In the first 12 weeks of pregnancy, the nipples and areolas darken due to a temporary increase in hormones.
The first 12 weeks of pregnancy are considered to make up the first trimester. The first two weeks from the first trimester are calculated as the first two weeks of pregnancy even though the pregnancy does not actually exist. These two weeks are the two weeks before conception and include the woman's last period.
The third week is the week in which fertilization occurs and the 4th week is the period when implantation takes place. In the 4th week, the fecundated egg reaches the uterus and burrows into its wall which provides it with the nutrients it needs. At this point, the zygote becomes a blastocyst and the placenta starts to form. Moreover, most of the pregnancy tests may detect a pregnancy beginning with this week.
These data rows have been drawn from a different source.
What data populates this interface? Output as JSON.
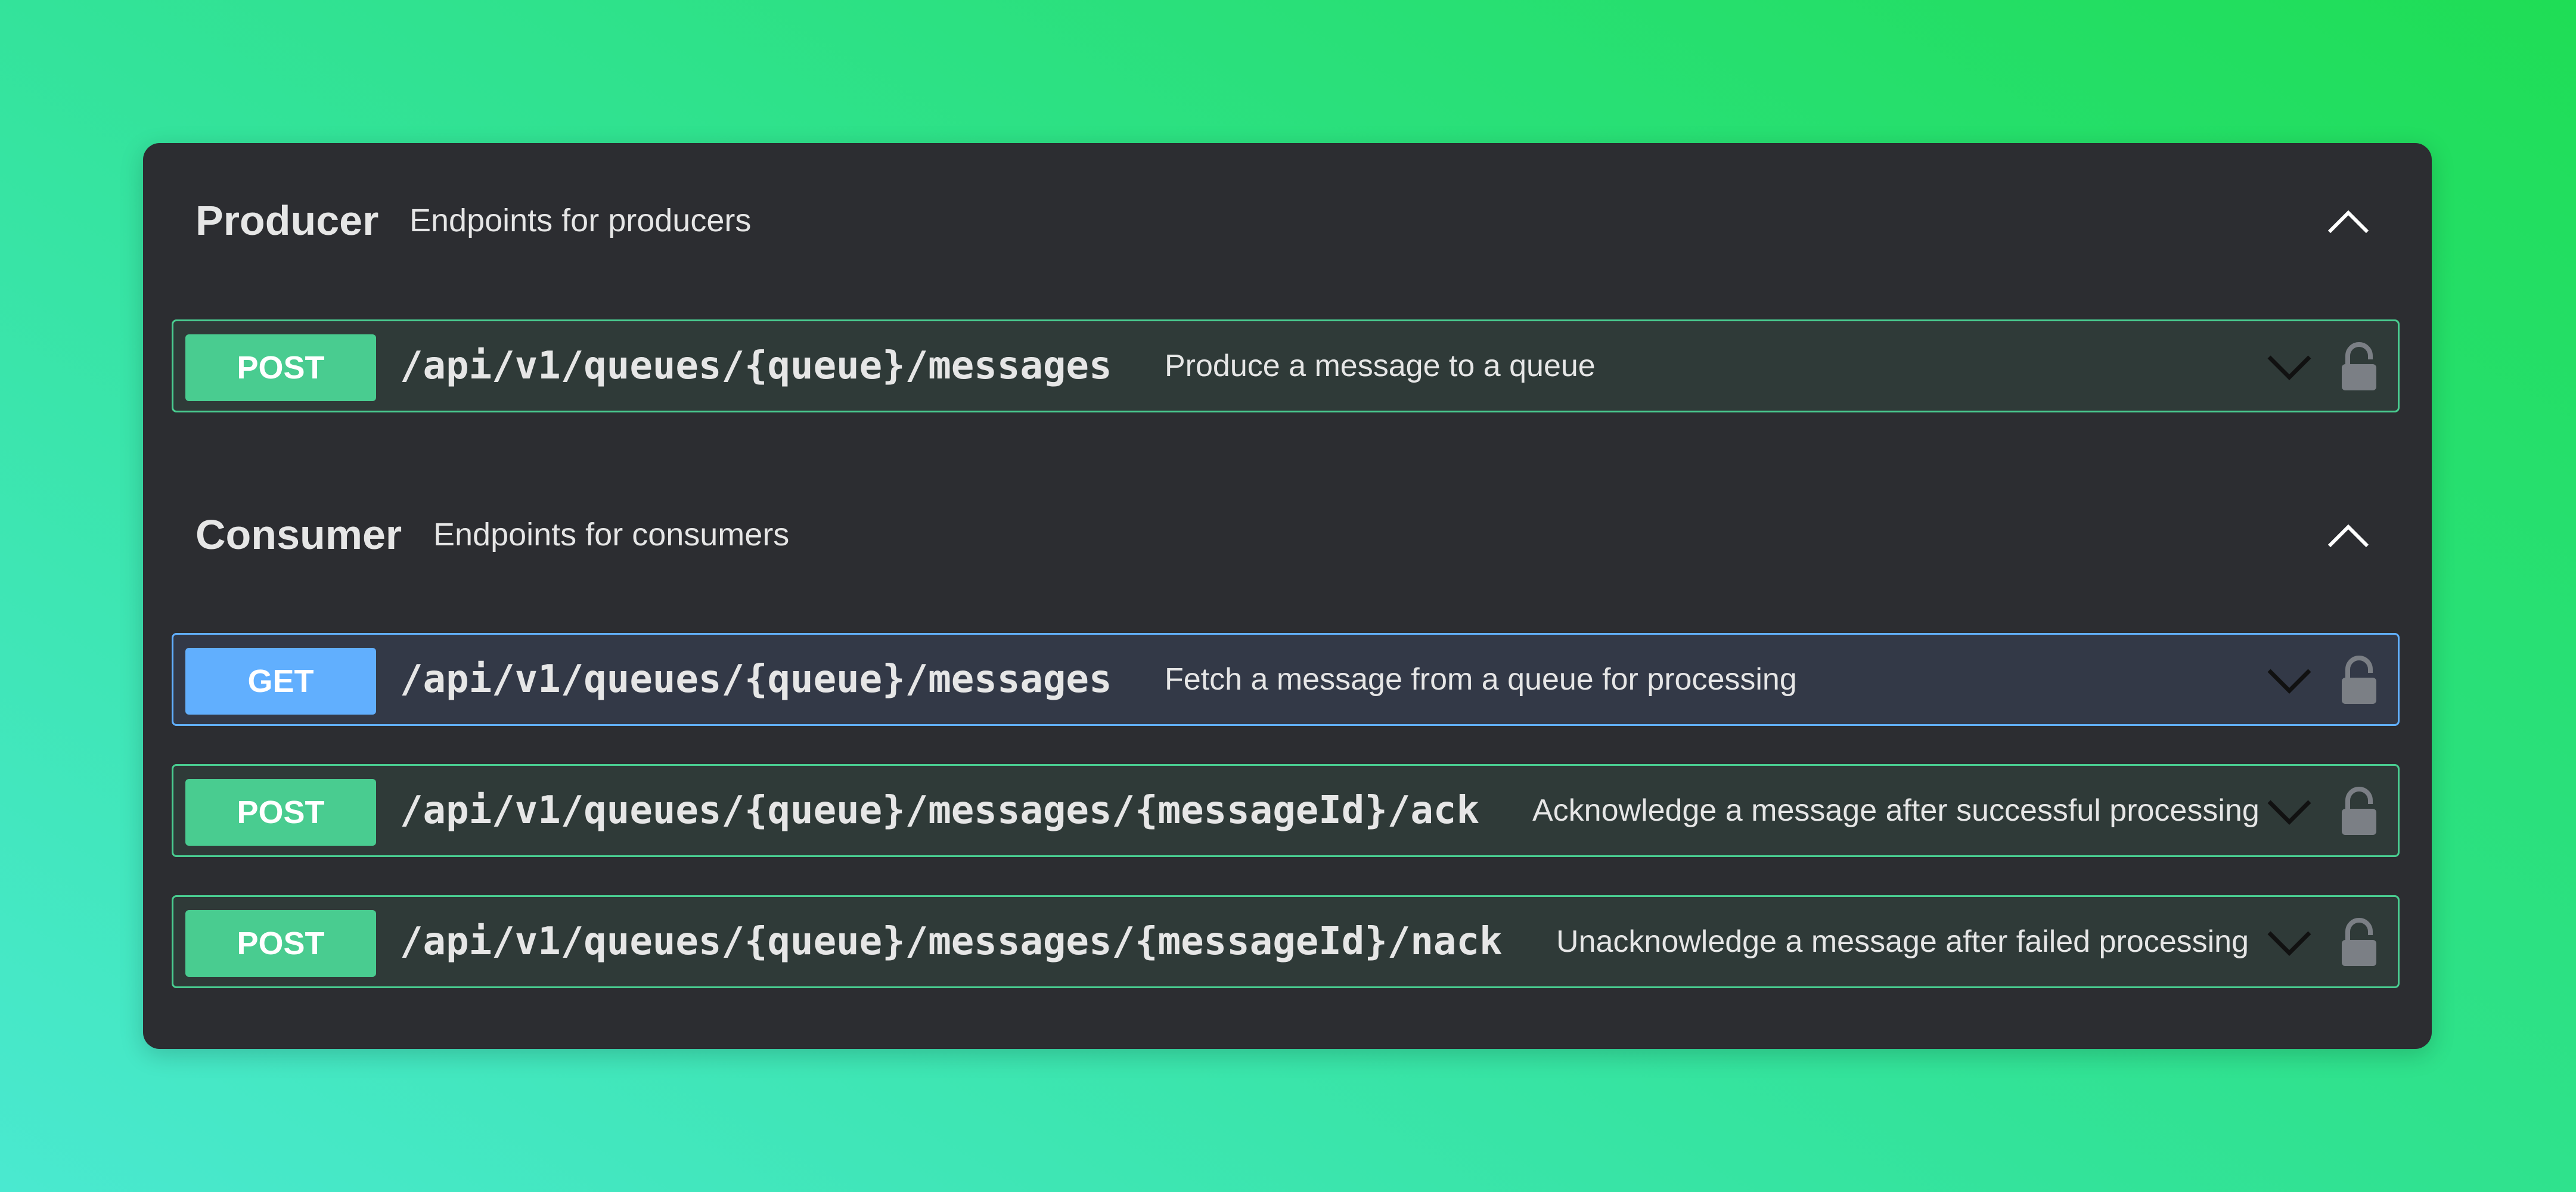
{
  "tags": [
    {
      "name": "Producer",
      "description": "Endpoints for producers",
      "operations": [
        {
          "method": "POST",
          "path": "/api/v1/queues/{queue}/messages",
          "summary": "Produce a message to a queue"
        }
      ]
    },
    {
      "name": "Consumer",
      "description": "Endpoints for consumers",
      "operations": [
        {
          "method": "GET",
          "path": "/api/v1/queues/{queue}/messages",
          "summary": "Fetch a message from a queue for processing"
        },
        {
          "method": "POST",
          "path": "/api/v1/queues/{queue}/messages/{messageId}/ack",
          "summary": "Acknowledge a message after successful processing"
        },
        {
          "method": "POST",
          "path": "/api/v1/queues/{queue}/messages/{messageId}/nack",
          "summary": "Unacknowledge a message after failed processing"
        }
      ]
    }
  ],
  "colors": {
    "post": "#49cc90",
    "get": "#61affe",
    "panel": "#2c2d31",
    "text": "#e6e6e6"
  },
  "icons": {
    "collapse": "chevron-up-icon",
    "expand": "chevron-down-icon",
    "auth": "lock-icon"
  }
}
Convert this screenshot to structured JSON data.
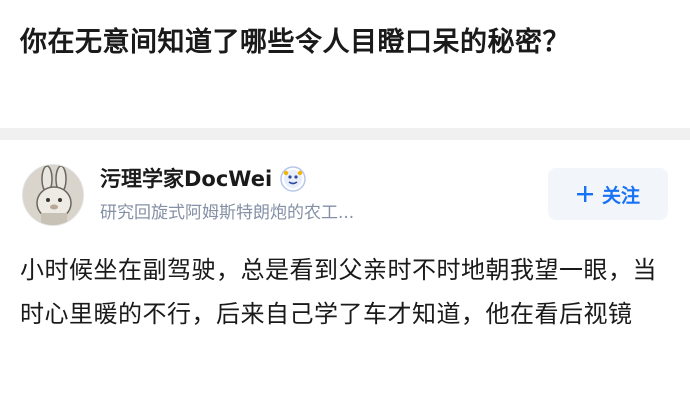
{
  "question": {
    "title": "你在无意间知道了哪些令人目瞪口呆的秘密？"
  },
  "answer": {
    "author": {
      "name": "污理学家DocWei",
      "bio": "研究回旋式阿姆斯特朗炮的农工...",
      "avatar_icon": "cartoon-rabbit-avatar",
      "badge_icon": "verified-badge-icon"
    },
    "follow_button": {
      "label": "关注",
      "icon": "plus-icon"
    },
    "content": "小时候坐在副驾驶，总是看到父亲时不时地朝我望一眼，当时心里暖的不行，后来自己学了车才知道，他在看后视镜"
  },
  "colors": {
    "accent": "#1772f6",
    "follow_bg": "#f2f5fa",
    "muted_text": "#8590a6",
    "divider": "#f0f0f0"
  }
}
The 5th week marks the start of the embryonic period. This is when the embryo's brain, spinal cord, heart and other organs begin to form. At this point the embryo is made up of three layers, of which the top one (called the ectoderm) will give rise to the embryo's outermost layer of skin, central and peripheral nervous systems, eyes, inner ear, and many connective tissues. The heart and the beginning of the circulatory system as well as the bones, muscles and kidneys are made up from the mesoderm (the middle layer). The inner layer of the embryo will serve as the starting point for the development of the lungs, intestine and bladder. This layer is referred to as the endoderm. An embryo at 5 weeks is normally between 1⁄16 and 1⁄8 inch (1.6 and 3.2 mm) in length.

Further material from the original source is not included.